Alongside the Representative, Louisa Clement showcases a selection of bodies of work which also expand on the ever-thinner divide between real and artificial. Depicting larger than life details of a doll nude body, almost undistinguishable from that of a living person, the photographic series Body Fallacy reflects on the media-induced constitution of a fluid collective visual memory where artificiality and reality overlap. The mannequins featured in the Gliedermensch series on display upstairs and the Disruption series on display at ground floor are also foreboding symbols of the dehumanization of bodies. Clement’s figures here incarnate lifelessness yet they retain a palpable physicality. Their artificial nature is counterbalanced by an intimate allure.
A general feeling of helplessness pervades the show, as if a glitched irreversible reality had taken over. Figure Poses stretch across the glass elements of the space making the gateway into liminal sceneries. Human Error, a brand-new animation on communication disruption and the quest for an original, authentic connection, emphasizes the idea of failing and struggling.
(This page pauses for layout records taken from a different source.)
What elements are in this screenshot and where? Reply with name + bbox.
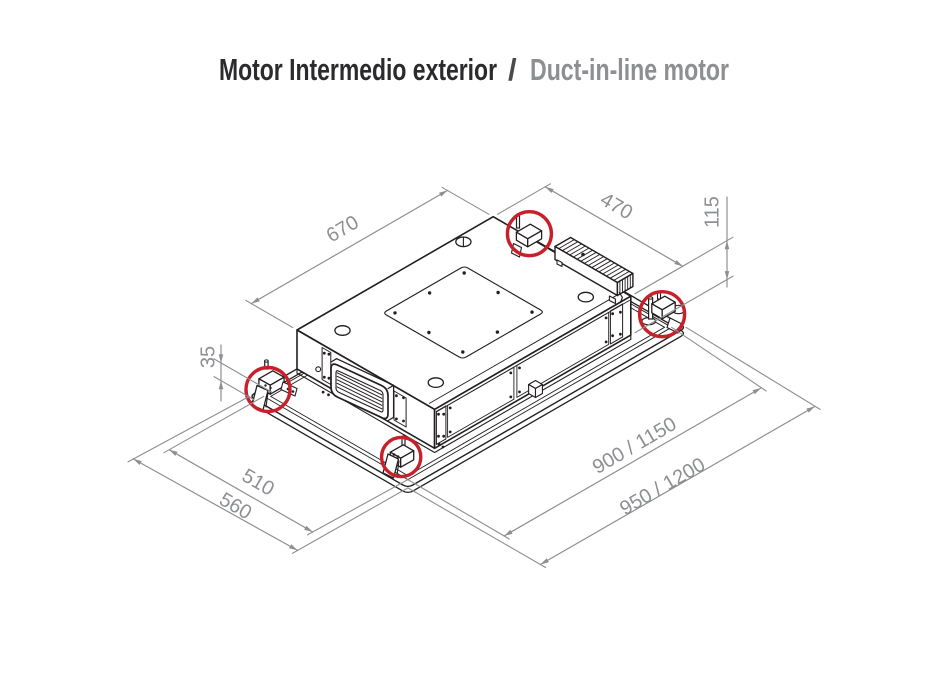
svg-text:35: 35 bbox=[197, 346, 219, 368]
svg-text:Duct-in-line motor: Duct-in-line motor bbox=[530, 52, 729, 87]
svg-text:Motor Intermedio exterior: Motor Intermedio exterior bbox=[219, 52, 497, 87]
svg-text:/: / bbox=[508, 52, 517, 87]
svg-text:115: 115 bbox=[701, 196, 723, 228]
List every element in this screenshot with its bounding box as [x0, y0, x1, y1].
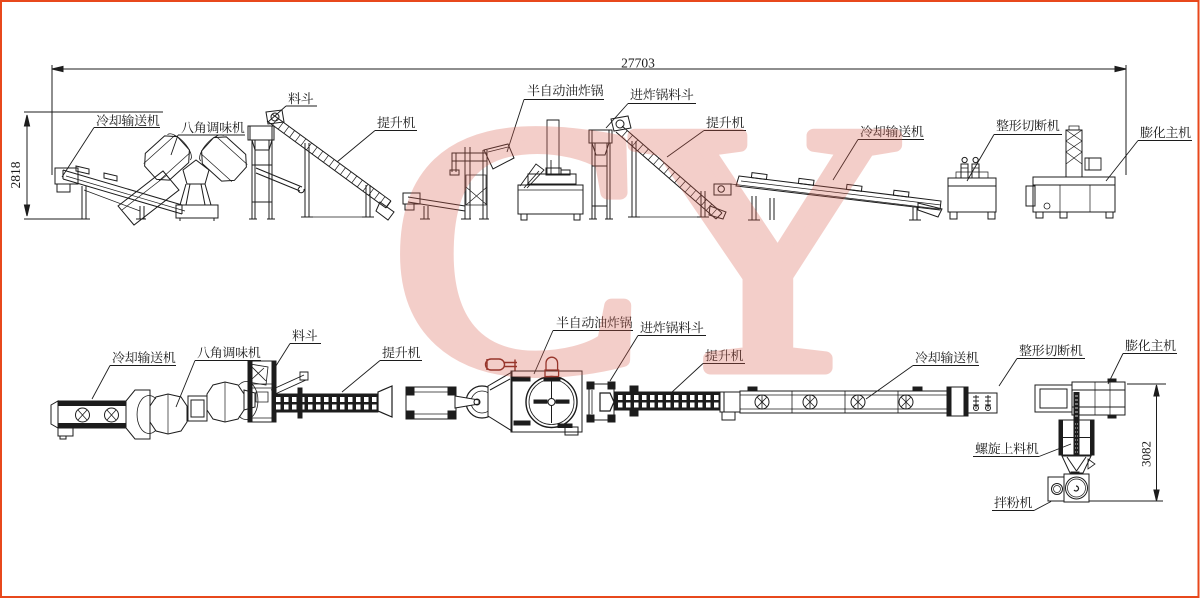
svg-text:2818: 2818	[8, 161, 23, 188]
svg-text:CY: CY	[392, 53, 897, 445]
svg-text:3082: 3082	[1139, 441, 1154, 467]
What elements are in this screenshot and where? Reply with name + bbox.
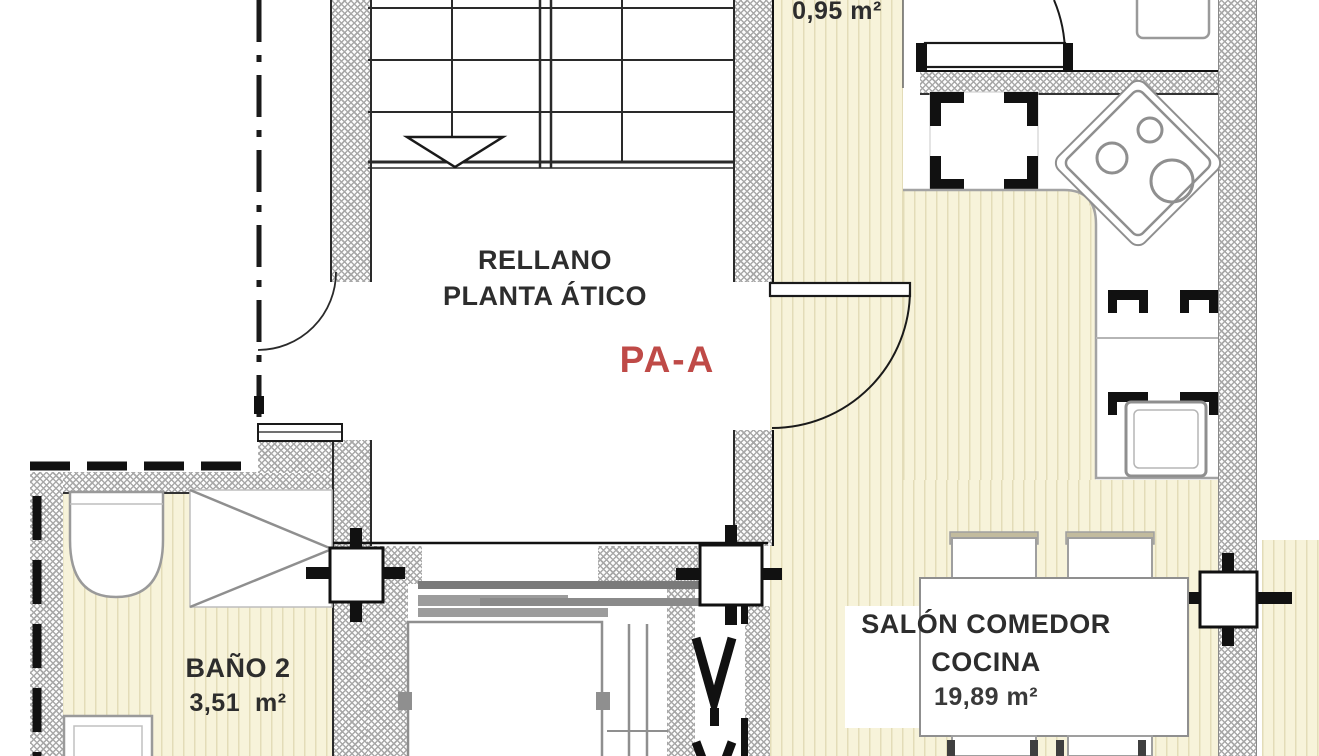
wall-edge-dashes xyxy=(741,590,748,756)
living-area-label: 19,89 m² xyxy=(840,684,1132,712)
bathroom-sink xyxy=(64,716,152,756)
dining-chair-top-right xyxy=(1066,532,1154,580)
window xyxy=(258,424,342,441)
room-label-living-line1: SALÓN COMEDOR xyxy=(840,610,1132,640)
dining-chair-top-left xyxy=(950,532,1038,580)
room-label-living-line2: COCINA xyxy=(840,648,1132,678)
floorplan-attic-level: RELLANO PLANTA ÁTICO PA-A 0,95 m² BAÑO 2… xyxy=(0,0,1319,756)
room-label-landing-line1: RELLANO xyxy=(420,246,670,276)
cooktop-icon xyxy=(1052,77,1225,250)
bathroom-door xyxy=(190,490,332,607)
elevator xyxy=(398,581,715,756)
bathtub xyxy=(70,492,163,597)
boundary-dashdot-line xyxy=(254,0,264,428)
vent-shaft-marks xyxy=(696,638,732,756)
terrace-sink xyxy=(1137,0,1209,38)
appliance-brackets xyxy=(1108,290,1218,415)
room-label-landing-line2: PLANTA ÁTICO xyxy=(400,282,690,312)
dining-chair-bottom-left xyxy=(952,736,1036,756)
vestibule-area-label: 0,95 m² xyxy=(772,0,902,26)
kitchen-sink xyxy=(1126,402,1206,476)
unit-code-label: PA-A xyxy=(595,340,740,381)
terrace-door xyxy=(916,0,1073,72)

Flirting with trans-humanism and drawing on a vast spectrum of literary references, Counterpain is the stage for Louisa Clement to speculate on the commodification and homologation of identity and human thinking, while enacting a radical attempt to give recognition to the self, vulnerable entity doomed to dissolve into data.
Louisa Clement (1987 Bonn, Germany) lives and works in Bonn. She graduated in 2014 from the Kunstakademie Düsseldorf where she was a student in Andreas Gursky's Master's program. Through the use of different media including photography, video, sculpture and VR Clement analyses the objectification of the human body and questions the evolution of personality and connections between individuals within an increasingly urbanised and highly digitalised society. Clement has exhibited in major international institutions and museums, including Kunsthalle Gießen, Germany, Kunst Raum Riehen, Switzerland, Wallraf-Richartz-Museum. Cologne Germany, the Sprengel Museum in Hannover. He received the prize of the Cité Internationale des Arts in Paris and the Förderpreis des Landes Nordrhein-Westfalen.